Stefan Lachenmayr vom Deutschen Olympischen Sportbund (DOSB) würdigte die großen Erfolge der deutschen Kufensportler bei den Spielen in Cortina und sagte zu, dass sich der DOSB auf internationaler Ebene „mit Nachdruck“ für den Erhalt der Sportarten im olympischen Programm einsetzen werde. Ein Plus für den Bob-, Rennrodel- oder Skeletonsport, so Lachenmayr, sei dessen Wetterunabhängigkeit. Kunsteisbahnen böten verlässliche Rahmenbedingungen und seien unabhängig von der Schneehöhenentwicklung in den jeweiligen Standorten.
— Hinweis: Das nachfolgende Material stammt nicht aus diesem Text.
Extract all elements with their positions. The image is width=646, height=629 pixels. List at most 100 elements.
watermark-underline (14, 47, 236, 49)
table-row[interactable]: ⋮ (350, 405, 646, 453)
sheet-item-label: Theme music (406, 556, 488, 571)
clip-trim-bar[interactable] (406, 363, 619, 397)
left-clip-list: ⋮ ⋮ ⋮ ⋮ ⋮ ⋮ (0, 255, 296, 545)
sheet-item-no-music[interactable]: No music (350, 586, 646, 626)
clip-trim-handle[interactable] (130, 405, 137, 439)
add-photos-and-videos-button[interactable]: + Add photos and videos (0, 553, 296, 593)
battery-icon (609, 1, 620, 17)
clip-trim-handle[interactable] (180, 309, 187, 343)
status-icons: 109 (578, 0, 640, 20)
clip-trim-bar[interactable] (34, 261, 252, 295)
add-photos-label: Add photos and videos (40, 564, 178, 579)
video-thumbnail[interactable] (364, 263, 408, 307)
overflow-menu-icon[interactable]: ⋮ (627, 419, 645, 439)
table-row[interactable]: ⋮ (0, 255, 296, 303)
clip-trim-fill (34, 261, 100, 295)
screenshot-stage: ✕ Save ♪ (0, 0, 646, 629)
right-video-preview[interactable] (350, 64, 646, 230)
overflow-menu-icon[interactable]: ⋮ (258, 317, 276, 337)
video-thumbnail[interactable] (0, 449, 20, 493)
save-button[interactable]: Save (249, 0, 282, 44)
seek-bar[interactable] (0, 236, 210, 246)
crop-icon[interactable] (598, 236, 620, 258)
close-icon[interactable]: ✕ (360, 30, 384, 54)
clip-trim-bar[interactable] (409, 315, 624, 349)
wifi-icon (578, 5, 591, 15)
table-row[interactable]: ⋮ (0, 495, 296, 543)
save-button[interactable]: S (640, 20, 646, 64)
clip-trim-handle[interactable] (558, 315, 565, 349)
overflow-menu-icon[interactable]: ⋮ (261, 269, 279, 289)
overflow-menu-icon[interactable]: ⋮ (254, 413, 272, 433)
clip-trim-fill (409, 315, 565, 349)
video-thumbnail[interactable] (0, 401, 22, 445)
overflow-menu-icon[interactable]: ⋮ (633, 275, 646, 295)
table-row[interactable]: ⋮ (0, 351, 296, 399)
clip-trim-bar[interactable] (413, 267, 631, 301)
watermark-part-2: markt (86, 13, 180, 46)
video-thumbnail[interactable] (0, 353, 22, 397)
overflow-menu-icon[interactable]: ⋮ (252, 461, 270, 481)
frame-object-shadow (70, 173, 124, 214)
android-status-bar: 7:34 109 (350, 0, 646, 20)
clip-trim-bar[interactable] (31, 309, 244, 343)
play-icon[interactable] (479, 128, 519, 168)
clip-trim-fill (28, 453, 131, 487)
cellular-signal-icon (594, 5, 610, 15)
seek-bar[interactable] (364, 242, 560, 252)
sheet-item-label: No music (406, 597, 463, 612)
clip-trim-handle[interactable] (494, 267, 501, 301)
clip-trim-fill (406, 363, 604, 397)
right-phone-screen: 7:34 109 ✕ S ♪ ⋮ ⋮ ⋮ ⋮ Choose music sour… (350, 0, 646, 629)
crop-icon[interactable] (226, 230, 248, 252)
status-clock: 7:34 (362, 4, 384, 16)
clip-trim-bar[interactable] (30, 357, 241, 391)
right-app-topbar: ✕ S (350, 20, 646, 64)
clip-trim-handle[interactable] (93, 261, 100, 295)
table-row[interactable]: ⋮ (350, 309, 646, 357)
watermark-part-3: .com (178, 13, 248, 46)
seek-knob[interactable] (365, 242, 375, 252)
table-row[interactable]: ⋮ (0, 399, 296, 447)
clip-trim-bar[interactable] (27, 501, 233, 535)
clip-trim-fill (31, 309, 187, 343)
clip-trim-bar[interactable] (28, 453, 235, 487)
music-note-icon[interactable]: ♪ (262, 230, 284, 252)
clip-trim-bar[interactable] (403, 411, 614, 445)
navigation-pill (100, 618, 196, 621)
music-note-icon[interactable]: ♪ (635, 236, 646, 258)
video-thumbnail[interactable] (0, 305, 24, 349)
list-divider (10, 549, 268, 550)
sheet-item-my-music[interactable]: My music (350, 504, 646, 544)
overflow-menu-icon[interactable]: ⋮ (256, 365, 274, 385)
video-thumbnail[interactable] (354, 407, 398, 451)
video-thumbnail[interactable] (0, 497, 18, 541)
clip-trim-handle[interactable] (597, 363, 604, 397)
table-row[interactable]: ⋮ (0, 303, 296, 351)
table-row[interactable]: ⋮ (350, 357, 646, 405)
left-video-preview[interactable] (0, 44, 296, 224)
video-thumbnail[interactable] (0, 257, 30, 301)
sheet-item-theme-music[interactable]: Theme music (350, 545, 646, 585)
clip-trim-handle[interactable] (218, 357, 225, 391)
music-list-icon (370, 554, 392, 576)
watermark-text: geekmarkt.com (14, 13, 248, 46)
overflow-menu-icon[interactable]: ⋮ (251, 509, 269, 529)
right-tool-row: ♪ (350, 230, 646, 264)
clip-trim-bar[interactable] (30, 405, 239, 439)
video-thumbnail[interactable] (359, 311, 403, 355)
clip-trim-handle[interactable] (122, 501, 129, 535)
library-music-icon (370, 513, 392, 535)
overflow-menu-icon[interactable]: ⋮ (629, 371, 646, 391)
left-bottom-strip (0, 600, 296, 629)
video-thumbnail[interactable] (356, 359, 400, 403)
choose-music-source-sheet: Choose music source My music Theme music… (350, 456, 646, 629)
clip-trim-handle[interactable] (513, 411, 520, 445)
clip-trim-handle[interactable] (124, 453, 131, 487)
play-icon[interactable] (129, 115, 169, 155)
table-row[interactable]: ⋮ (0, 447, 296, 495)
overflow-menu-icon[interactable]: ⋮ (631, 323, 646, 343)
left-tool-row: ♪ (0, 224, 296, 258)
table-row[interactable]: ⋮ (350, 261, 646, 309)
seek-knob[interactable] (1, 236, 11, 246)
IBSF-Generalsekretärin Größwang machte deutlich, dass bei der von ihr angesprochenen Evaluierung auch die Themen Nachhaltigkeit und Kosten eine Rolle spielen. Es stimme, dass der Bau von Bob- und Schlittenbahnen sehr teuer sei. Diese würden aber auch sehr lange genutzt - nicht nur durch den Spitzensport, sondern auch durch den Nachwuchs und auch für touristische Events. Insofern sei eine Nachhaltigkeit gegeben, die auch vom IOC anerkannt worden sei.

Was die Kosten - gerade für den Einstieg in den Sport angeht - so gelte es nachzuarbeiten, sagte Größwang. Mit den Nationalverbänden sei man im Austausch, wie man die Sportgeräte standardisieren und trotzdem den sportlichen Effekt erhalten kann.

Standardisierten Bauteilen steht man beim Institut für Forschung und Entwicklung von Sportgeräten (FES), das maßgeblich an der Entwicklung und dem Bau der deutschen Siegerbobs beteiligt ist, offen gegenüber. Man wolle sich hier „konstruktiv einbringen“, sagte FES-Direktor Michael Nitsch. Die derzeitigen Differenzen beim Material „machen den Sport nicht spannender“, sagte er. „Wir wollen den Sport erhalten“, betonte Nitsch. Daher müsse daran gearbeitet werden, „die Kosten im Griff zu behalten“.

Zur Zukunft der Bob- und Rodelbahn am Königssee (Bayern), die bei der Hochwasserkatastrophe im Juli 2021 beschädigt worden ist, äußert sich BSD-Präsident von Schleinitz. Er sei sehr zuversichtlich, dass die Bahn im November dieses Jahres „ab Bob- und ab Rodel-Damenstart“ wieder zur Verfügung stehen werde. Der Herrenstart für die Rodelmänner müsse dann spätestens zur Rodel-WM 2028 fertig sein, sagte der Präsident des Bob- und Schlittenverbandes für Deutschland.